Unfortunately the on-board realtime tracking got a good fix on the pad, but nothing in flight. Disappointing, but having the RF to post-process is valuable. I tried re-running the code through gnss-sdr several times with several tweaks to the receiver to no avail - spotty tracking on the pad and nothing in flight. So I did what I've done in the past and falled back on SoftGNSS, an offline Matlab-based GPS receiver (link is to my github version of it; updated to run in modern Matlab environment). I had to add the capability to read in complex floating point numbers (prior to this we always logged 8 bit integer samples) but it more or less worked out of the box. As mentioned in previous posts, SoftGNSS is somewhat naive but that naivete means it works where gnss-sdr has to date had trouble, that is with noisy signals. gnss-sdr will drop a satellite receiver if it loses track, whereas SoftGNSS will continue to process that satellite blissfully unawares, which comes in useful when the signal is noisy because yes, you get a few bad samples but then you are back in business.

Seven satellites were tracked through the entire flight. Blue satellites had a low S/N (or were occluded). PRN 5, 21 and 32 were excluded as they had a high S/N but invalid doppler ranges. It is unclear if the code is screwing up the doppler calculation or if the S/N calculation is in error. My gut says the latter because gnss-sdr did pick up PRN 5 and PRN 32 at some point during the flight.




They are plotted below by PRN, the line traces the view of the satellite and the circle is where the satellite started. Axes are azimuth, elevation.

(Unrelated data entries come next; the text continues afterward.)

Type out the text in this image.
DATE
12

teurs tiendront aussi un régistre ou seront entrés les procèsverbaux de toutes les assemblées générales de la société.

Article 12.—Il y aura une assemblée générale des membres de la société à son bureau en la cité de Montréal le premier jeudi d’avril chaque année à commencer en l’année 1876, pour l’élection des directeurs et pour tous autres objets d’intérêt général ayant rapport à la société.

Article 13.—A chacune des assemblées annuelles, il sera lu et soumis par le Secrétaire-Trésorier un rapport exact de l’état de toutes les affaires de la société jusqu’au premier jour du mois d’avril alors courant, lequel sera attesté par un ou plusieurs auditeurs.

Here are line traces of the range up, east and north, in meters. There is a jump in north position prior to apogee and then in all 3 directions around 100 seconds. Culprit is unclear. Drogue deployment should have been shortly after apogee. It is basically using barometric pressure to find apogee by looking for an inflection in the derivative of pressure. It is possible, but unlikely it fired early. It is more likely that the something went awry in the tracking causing a jump in one of the pseudoranges (I need to dig in). Main deployment is at 1000ft which is where I cut off the plot, because at that point the antenna is occluded (dangling up side down near ground level) and the tracking is all over the place.